While we searched the published literature, this is not a systematic review, and some relevant publications may not have been included. Most professional society, governmental, and other guidelines have not yet incorporated research findings or recommendations for newly-approved or investigational medications. Long-term data for newer and investigational AOMs are not yet available.

Summary and conclusions

Every primary care practice provides medical care to patients with obesity. Lifestyle interventions are often insufficient to help patients achieve weight loss-related goals. Adjunctive treatments, including AOMs and MBS, lead to larger and more sustained weight loss, and improvements in numerous obesity-associated medical conditions. Highly-effective AOMs, including NuSH-BT, induce mean weight losses of ≥15% (≥10% placebo-subtracted) and categorical weight losses approaching those seen with some forms of MBS.
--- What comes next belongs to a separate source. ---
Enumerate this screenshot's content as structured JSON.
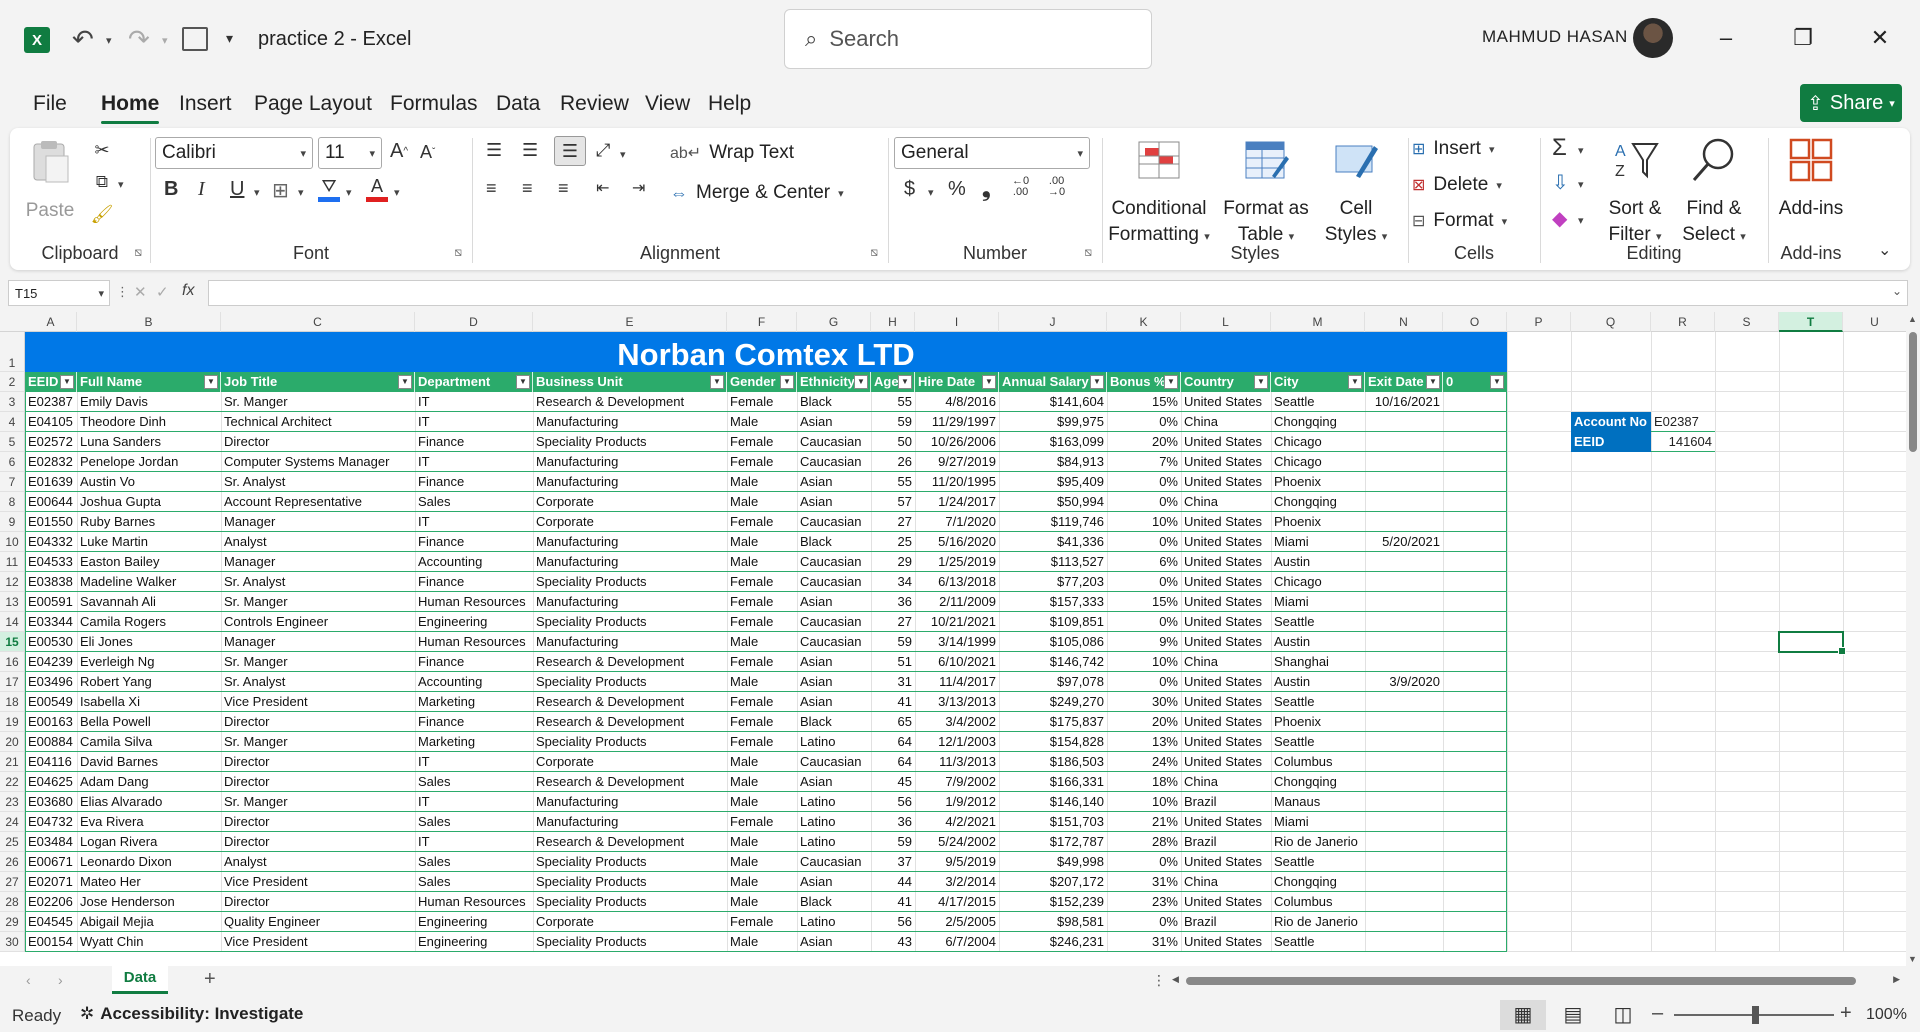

Research is needed to identify patients most likely to benefit from AOMs, determine which lifestyle interventions best support weight loss and maintenance in patients taking AOMs, formulate best-practices for use of AOMs, and generate strategies to address barriers to treatment in populations disproportionately affected by obesity and its complications. Policies that rectify disparities in social drivers of health such as food and housing insecurity and access to health care are also vital to promote equitable treatment and prevention of obesity.
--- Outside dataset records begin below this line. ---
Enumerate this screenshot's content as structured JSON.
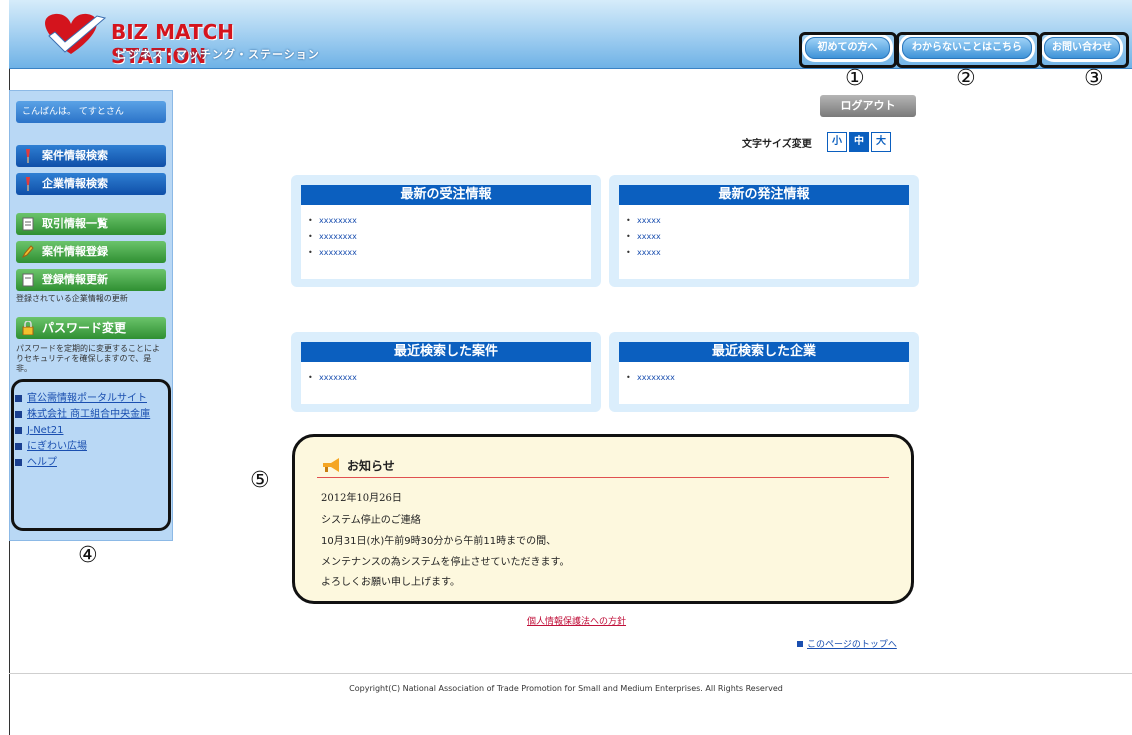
{
  "header": {
    "logo_title": "BIZ MATCH STATION",
    "logo_subtitle": "ビジネス・マッチング・ステーション",
    "buttons": [
      "初めての方へ",
      "わからないことはこちら",
      "お問い合わせ"
    ]
  },
  "annotations": [
    "①",
    "②",
    "③",
    "④",
    "⑤"
  ],
  "sidebar": {
    "greeting": "こんばんは。 てすとさん",
    "buttons": [
      "案件情報検索",
      "企業情報検索",
      "取引情報一覧",
      "案件情報登録",
      "登録情報更新",
      "パスワード変更"
    ],
    "notes": {
      "update": "登録されている企業情報の更新",
      "password": "パスワードを定期的に変更することによりセキュリティを確保しますので、是非。"
    },
    "links": [
      "官公需情報ポータルサイト",
      "株式会社 商工組合中央金庫",
      "J-Net21",
      "にぎわい広場",
      "ヘルプ"
    ]
  },
  "logout_label": "ログアウト",
  "font_size": {
    "label": "文字サイズ変更",
    "options": [
      "小",
      "中",
      "大"
    ],
    "selected": "中"
  },
  "panels": {
    "received": {
      "title": "最新の受注情報",
      "items": [
        "xxxxxxxx",
        "xxxxxxxx",
        "xxxxxxxx"
      ]
    },
    "ordered": {
      "title": "最新の発注情報",
      "items": [
        "xxxxx",
        "xxxxx",
        "xxxxx"
      ]
    },
    "recent_cases": {
      "title": "最近検索した案件",
      "items": [
        "xxxxxxxx"
      ]
    },
    "recent_companies": {
      "title": "最近検索した企業",
      "items": [
        "xxxxxxxx"
      ]
    }
  },
  "notice": {
    "title": "お知らせ",
    "lines": [
      "2012年10月26日",
      "システム停止のご連絡",
      "10月31日(水)午前9時30分から午前11時までの間、",
      "メンテナンスの為システムを停止させていただきます。",
      "よろしくお願い申し上げます。"
    ]
  },
  "footer": {
    "privacy_link": "個人情報保護法への方針",
    "top_link": "このページのトップへ",
    "copyright": "Copyright(C) National Association of Trade Promotion for Small and Medium Enterprises. All Rights Reserved"
  },
  "colors": {
    "header_blue": "#6fb2e6",
    "brand_red": "#d4141d",
    "panel_blue": "#0b5fbf",
    "sidebar_bg": "#b9d8f5"
  }
}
With careful clinical assessment and shared decision-making, primary care clinicians can develop a flexible treatment plan that reflects evidence of treatment efficacy, patient preference, and feasibility of implementation. Adjunctive therapies to lifestyle intervention, including more effective pharmacotherapeutics for obesity, offer hope to patients, and the potential for significant improvements in health and quality of life.

Acknowledgments

Disclaimer: The opinions and assertions expressed herein are those of the authors and are not to be construed as reflecting the views of the National Institutes of Health, or the Department of Health and Human Services. The conduct of this research was supported in part by the Intramural Research Program of NICHD, grant 1ZIAHD000641 (to J. Yanovski).

Footnotes

SZY reports no conflicts of interest. JAY reports that he is a site Principal Investigator for two multi-center trials of medications for treatment of genetic obesities conducted under CRADAs between NICHD and Soleno Therapeutics Inc (diazoxide choline-controlled release) and between NICHD and Rhythm Pharmaceuticals Inc (setmelanotide), receives medication and matching placebo for another obesity trial from Hikma Pharmaceuticals, Inc (colchicine), and receives medications for studies in mice from Versanis Bio (bimagrumab, CDD866).